Seulement voilà, Bercy minimise. Car il s'agirait une "erreur technique" qui sera "rectifiée d'ici lundi soir". Précision : la ministre de l'Economie demandera lundi un nouveau vote pour annuler ladite taxe. Que s'est-il donc passé ? Deux députés UMP se seraient "trompés" dans leur vote.

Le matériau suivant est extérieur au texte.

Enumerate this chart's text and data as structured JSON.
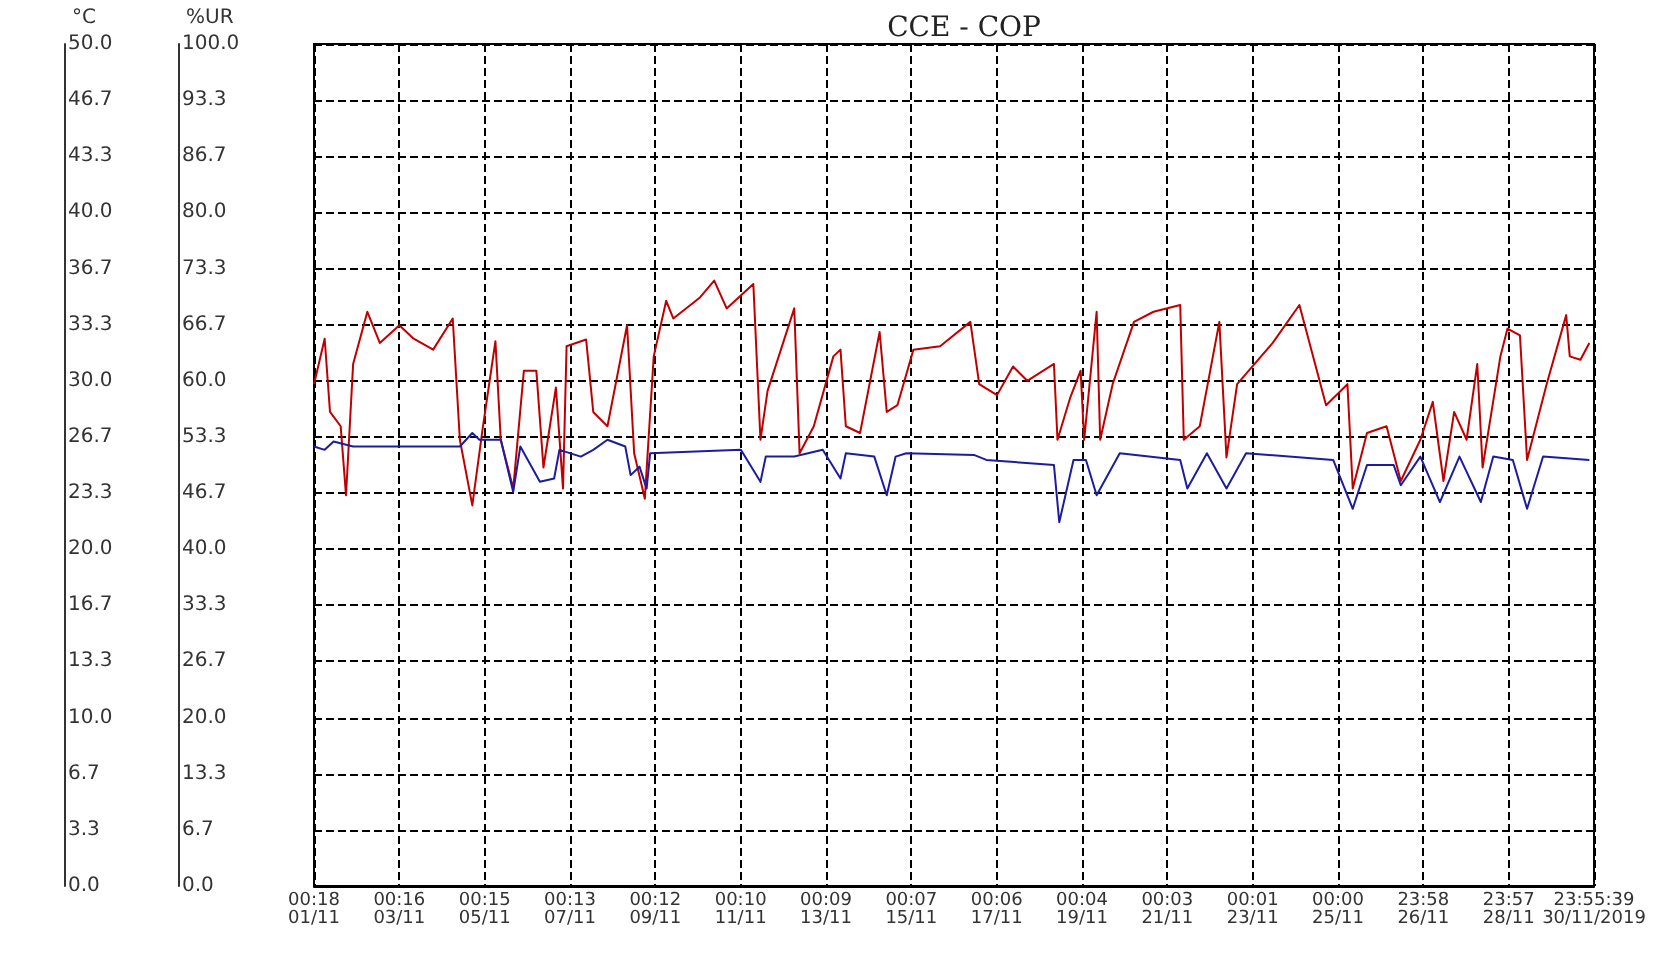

Dans le détail : après ce vote surprise, Jean-François Lamour, député UMP de Paris à qui un autre élu de la majorité avait donné pouvoir (il votait donc pour deux), a expliqué qu'il avait voulu voter contre et non pour, ce qui aurait dû aboutir à une stricte égalité des deux camps, avec 42 voix. Pour l'heure, cet amendement, qui avait été adopté par la commission des Finances, a été approuvé par 44 contre 40, par l'opposition mais aussi le Nouveau centre (NC) et quelques élus UMP. Rendez-vous lundi donc, le gouvernement ayant la possibilité de demander une "seconde délibération" sur le vote afin de faire rejeter l'amendement.
Les députés ont ensuite adopté à l'unanimité un amendement présenté du gouvernement qui instaure une contribution pour frais de contrôle bancaire. La ministre a précisé que cette contribution pérenne, qui devrait rapporter 100 millions d'euros par an, sera intégralement affectée à la Banque de France "qui fournit actuellement à titre gratuit les moyens humains et matériels de la supervision bancaire".